Wie geht MitmachGEWerkschaft?
Großen Raum nahm am zweiten Tag der LDV das Thema Organisationsentwicklung ein, oder anders ausgedrückt die Frage: Wie kann die GEW BERLIN zur echten Mitmachgewerkschaft werden? Im Rahmen einer Zukunftswerkstatt hatte eine Gruppe Mitglieder in den vergangenen Monaten Ideen gesammelt und Vorschläge entwickelt, wie die Strukturen zur Beteiligung verbessert werden könnten (siehe auch Seite 29). Die LDV sollte einige dieser Vorschläge jetzt mit den nötigen Ressourcen ausstatten und zur Umsetzung verhelfen.
Die Bezirke, Abteilungen, Fachgruppen, Personengruppen der GEW BERLIN sind aufgefordert, aktivierende Neumitgliederbetreuung zu machen und jeweils eine zuständige Person für die Neumitgliederbetreuung zu benennen. Diese sollen für mehr »Willkommenskultur« und ein besseres Ankommen neuer und interessierter Mitglieder sorgen. Von Seiten des Geschäftsführenden Landesvorstandes (GLV) sind Fortbildungs- und Vernetzungsangebote für diese »Begrüßer*innen« geplant.
Aus der Zukunftswerkstatt ist auch die Forderung erwachsen, Funktionsweisen und Strukturen der GEW BERLIN transparenter und verständlicher darzustellen. Die LDV hat nun beschlossen, Geld zur Verfügung zu stellen, um visuelle Darstellungen zu produzieren, die vor allem über die Webseite zur Verfügung gestellt werden und eine Orientierung für Mitglieder erleichtern sollen.

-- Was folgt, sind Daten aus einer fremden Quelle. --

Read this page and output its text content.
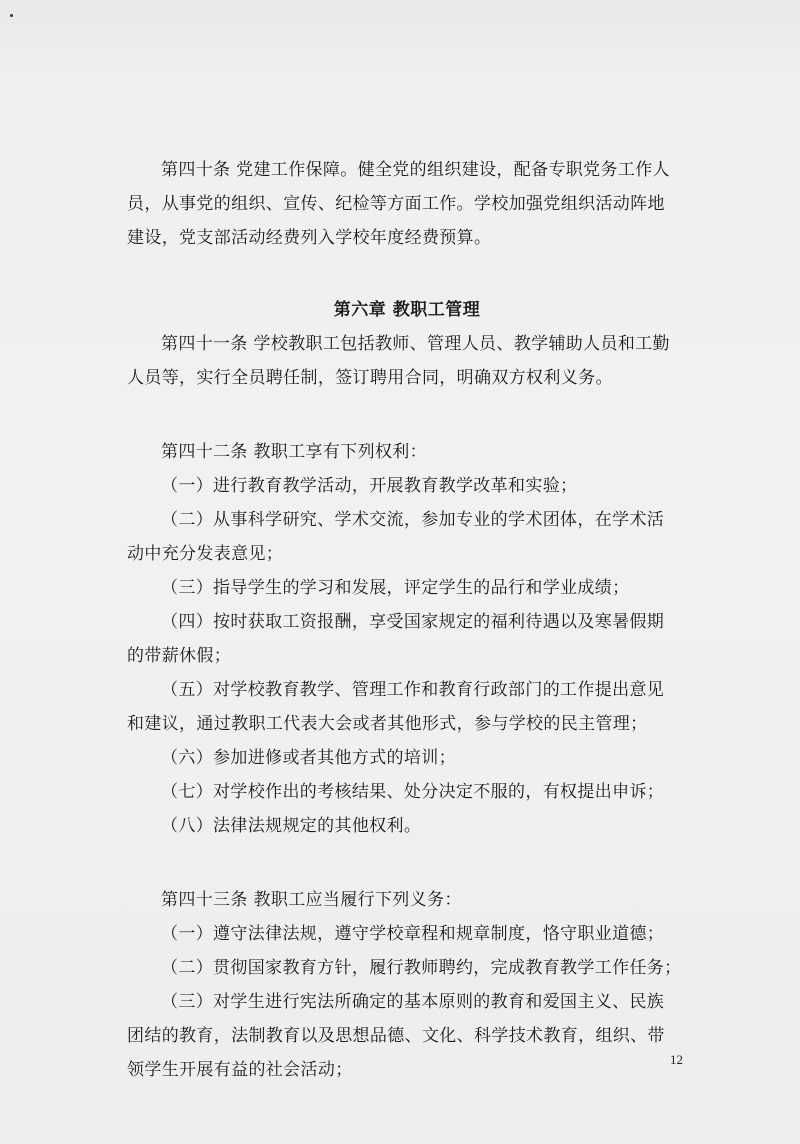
第四十条 党建工作保障。健全党的组织建设，配备专职党务工作人
员，从事党的组织、宣传、纪检等方面工作。学校加强党组织活动阵地
建设，党支部活动经费列入学校年度经费预算。
第六章 教职工管理
第四十一条 学校教职工包括教师、管理人员、教学辅助人员和工勤
人员等，实行全员聘任制，签订聘用合同，明确双方权利义务。
第四十二条 教职工享有下列权利：
（一）进行教育教学活动，开展教育教学改革和实验；
（二）从事科学研究、学术交流，参加专业的学术团体，在学术活
动中充分发表意见；
（三）指导学生的学习和发展，评定学生的品行和学业成绩；
（四）按时获取工资报酬，享受国家规定的福利待遇以及寒暑假期
的带薪休假；
（五）对学校教育教学、管理工作和教育行政部门的工作提出意见
和建议，通过教职工代表大会或者其他形式，参与学校的民主管理；
（六）参加进修或者其他方式的培训；
（七）对学校作出的考核结果、处分决定不服的，有权提出申诉；
（八）法律法规规定的其他权利。
第四十三条 教职工应当履行下列义务：
（一）遵守法律法规，遵守学校章程和规章制度，恪守职业道德；
（二）贯彻国家教育方针，履行教师聘约，完成教育教学工作任务；
（三）对学生进行宪法所确定的基本原则的教育和爱国主义、民族
团结的教育，法制教育以及思想品德、文化、科学技术教育，组织、带
领学生开展有益的社会活动；
12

Um die GEW BERLIN als Mitmachgewerkschaft weiter zu entwickeln, wird der GLV zudem beauftragt, eine Arbeitsgruppe einzusetzen, die bis zur LDV im Herbst ein Konzept zur Förderung der Wertschätzungskultur für die GEW BERLIN entwirft. In einem weiteren Beschluss fordert die LDV die Leitungen der Bezirke, Abteilungen, Fachgruppen, Personengruppen und Arbeitsgruppen auf, erfolgreiche Modelle der Mitgliedergewinnung, -aktivierung und -bindung an die Geschäftsführung zu melden. Die Geschäftsführung stellt ein entsprechendes Formular zur Erhebung der Erfolgsmodelle (»best prac-tices«) zur Verfügung, fasst sie zusammen und stellt sie der LDV in Herbst 2022 zur Verfügung.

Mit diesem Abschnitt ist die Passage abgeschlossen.